3. Chapter 3: Training Data
- Sampling Techniques:
- Stratified Sampling: Sampling from each "strata" (group) to ensure rare classes are represented.
- Reservoir Sampling: Useful for streaming data; ensures every item has equal probability of being selected without knowing the total count.
- Handling Lack of Labels:
- Weak Supervision: Uses heuristics/labeling functions to programmatically label data (e.g., Snorkel).
- Transfer Learning: Reusing a model developed for one task (base task) as a starting point for another (downstream task).
- Active Learning: Model chooses which unlabeled samples are most useful for a human to label.
- Class Imbalance:
- Challenges: Insufficient signal for minority classes; models may learn simple (wrong) heuristics.
- Handling: Use better metrics (F1, Precision-Recall Curve instead of Accuracy); Resampling (Oversampling minority/Undersampling majority); Algorithm-level fixes (Cost-sensitive learning, Focal Loss).
4. Chapter 4: Feature Engineering
- Operations:
- Scaling: Normalizing features to similar ranges (crucial for gradient-based models).
- Discretization: Turning continuous features into buckets/categories.
- Data Leakage: Occurs when info from the future or target labels "leaks" into training features.
- Detection: Look for unusually high correlations or do ablation studies.
- Feature Importance: Using techniques like SHAP or Ablation to understand which features drive predictions.
5. Chapter 5: Model Development
- Framing: Deciding whether a problem is classification (binary, multiclass, multilabel) or regression.
- Baselines: Always start with simple heuristics (e.g., most common class), human baselines, or zero-rule baselines to justify ML complexity.
- Ensembling: Combining multiple models (Bagging, Boosting, Stacking) to improve performance.
- Distributed Training: Essential for large models; involves Data Parallelism or Model Parallelism.
6. Chapter 6: Model Deployment
- Online vs.

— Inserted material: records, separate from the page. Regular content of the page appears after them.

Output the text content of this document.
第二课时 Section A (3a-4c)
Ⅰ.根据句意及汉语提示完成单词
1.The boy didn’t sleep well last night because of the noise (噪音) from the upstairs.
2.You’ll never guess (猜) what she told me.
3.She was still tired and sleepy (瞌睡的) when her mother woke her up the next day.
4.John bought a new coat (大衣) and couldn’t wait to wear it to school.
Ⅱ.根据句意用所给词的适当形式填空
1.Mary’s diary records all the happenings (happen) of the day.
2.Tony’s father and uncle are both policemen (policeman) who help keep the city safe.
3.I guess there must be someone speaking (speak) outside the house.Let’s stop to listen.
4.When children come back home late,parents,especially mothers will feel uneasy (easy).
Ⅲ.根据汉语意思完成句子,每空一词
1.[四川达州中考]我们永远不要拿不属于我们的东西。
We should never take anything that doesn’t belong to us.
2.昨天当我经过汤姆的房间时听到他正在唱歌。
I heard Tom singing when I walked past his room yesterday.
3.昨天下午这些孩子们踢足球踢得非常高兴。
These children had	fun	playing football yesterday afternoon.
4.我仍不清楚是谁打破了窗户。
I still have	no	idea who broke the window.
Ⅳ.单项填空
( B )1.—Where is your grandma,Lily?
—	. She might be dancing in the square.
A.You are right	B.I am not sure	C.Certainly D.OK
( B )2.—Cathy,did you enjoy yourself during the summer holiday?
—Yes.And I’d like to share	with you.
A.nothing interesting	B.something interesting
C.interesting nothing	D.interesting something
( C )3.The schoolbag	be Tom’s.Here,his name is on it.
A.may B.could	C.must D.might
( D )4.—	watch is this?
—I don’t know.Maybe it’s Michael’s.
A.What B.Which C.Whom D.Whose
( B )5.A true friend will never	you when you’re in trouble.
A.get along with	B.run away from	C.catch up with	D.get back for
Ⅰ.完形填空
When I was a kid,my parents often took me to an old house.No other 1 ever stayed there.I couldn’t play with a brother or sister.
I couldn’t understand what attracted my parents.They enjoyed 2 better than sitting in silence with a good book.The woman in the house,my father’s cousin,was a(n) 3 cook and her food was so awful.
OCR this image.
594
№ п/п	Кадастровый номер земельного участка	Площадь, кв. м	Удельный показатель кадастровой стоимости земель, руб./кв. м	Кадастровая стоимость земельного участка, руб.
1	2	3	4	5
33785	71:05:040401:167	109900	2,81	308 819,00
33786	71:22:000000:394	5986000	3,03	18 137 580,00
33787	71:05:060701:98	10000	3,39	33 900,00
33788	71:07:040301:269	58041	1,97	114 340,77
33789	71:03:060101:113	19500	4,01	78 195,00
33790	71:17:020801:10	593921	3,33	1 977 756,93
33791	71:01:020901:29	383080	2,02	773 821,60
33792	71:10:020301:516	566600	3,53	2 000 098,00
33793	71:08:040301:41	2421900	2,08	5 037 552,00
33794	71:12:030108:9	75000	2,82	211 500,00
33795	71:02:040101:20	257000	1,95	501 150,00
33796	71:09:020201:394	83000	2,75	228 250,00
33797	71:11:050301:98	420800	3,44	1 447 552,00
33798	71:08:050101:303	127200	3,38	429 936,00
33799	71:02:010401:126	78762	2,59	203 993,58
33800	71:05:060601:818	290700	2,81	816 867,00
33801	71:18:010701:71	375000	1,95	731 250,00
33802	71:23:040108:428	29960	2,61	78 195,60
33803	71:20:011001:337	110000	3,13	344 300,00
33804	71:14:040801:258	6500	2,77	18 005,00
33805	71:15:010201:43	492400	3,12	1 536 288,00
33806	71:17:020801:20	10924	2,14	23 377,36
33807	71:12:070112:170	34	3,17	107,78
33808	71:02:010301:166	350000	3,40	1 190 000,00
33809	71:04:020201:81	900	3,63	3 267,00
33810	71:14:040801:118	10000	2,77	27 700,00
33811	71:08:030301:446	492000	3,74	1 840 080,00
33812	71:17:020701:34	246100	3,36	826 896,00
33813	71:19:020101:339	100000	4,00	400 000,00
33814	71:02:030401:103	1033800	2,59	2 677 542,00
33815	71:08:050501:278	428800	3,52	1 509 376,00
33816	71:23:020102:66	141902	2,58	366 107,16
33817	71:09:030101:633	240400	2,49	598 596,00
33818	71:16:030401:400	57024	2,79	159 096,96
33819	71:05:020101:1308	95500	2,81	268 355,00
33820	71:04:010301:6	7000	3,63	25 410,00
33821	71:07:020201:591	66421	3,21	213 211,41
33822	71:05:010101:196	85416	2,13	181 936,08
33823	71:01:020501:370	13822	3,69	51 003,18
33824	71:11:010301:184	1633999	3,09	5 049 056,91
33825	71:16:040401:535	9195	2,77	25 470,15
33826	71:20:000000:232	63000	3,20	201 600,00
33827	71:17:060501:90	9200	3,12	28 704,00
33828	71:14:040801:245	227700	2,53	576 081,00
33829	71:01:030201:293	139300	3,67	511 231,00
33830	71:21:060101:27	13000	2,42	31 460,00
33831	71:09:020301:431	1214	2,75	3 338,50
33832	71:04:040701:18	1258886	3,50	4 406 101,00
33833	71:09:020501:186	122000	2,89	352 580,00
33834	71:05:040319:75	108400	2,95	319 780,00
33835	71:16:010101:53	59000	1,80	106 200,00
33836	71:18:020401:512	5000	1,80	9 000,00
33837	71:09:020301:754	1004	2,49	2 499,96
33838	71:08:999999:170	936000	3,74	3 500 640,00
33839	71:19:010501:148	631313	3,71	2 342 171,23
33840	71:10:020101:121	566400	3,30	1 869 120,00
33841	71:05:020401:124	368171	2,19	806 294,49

Batch Prediction:
- Online: Generated on-demand via REST/RPC; low latency.
- Batch: Pre-computed and stored for later retrieval; high throughput.
- Inference Optimization:
- Quantization: Reducing precision of weights (e.g., Float32 to Int8).
- Pruning: Removing unhelpful neurons/connections.
- Knowledge Distillation: Training a small "student" model to mimic a large "teacher" model.
7. Chapter 7: Why Systems Fail
- Data Distribution Shifts:
Tests for drift can be Kolmogorov-Smirnov (KS) test - useful only for 1D data, Maximum Mean Discrepancy (MMD) test
- Covariate Shift: \(P(X)\) changes but \(P(Y|X)\) remains the same (input distribution changes).
- Label Shift: \(P(Y)\) changes but \(P(X|Y)\) remains the same.
- Concept Drift: \(P(Y|X)\) changes (the relationship between input and output changes).
- Degenerate Feedback Loops: When a model's predictions influence the data used for its future training (common in recommendation systems).
- Edge Cases: Examples where the model performs significantly worse than average.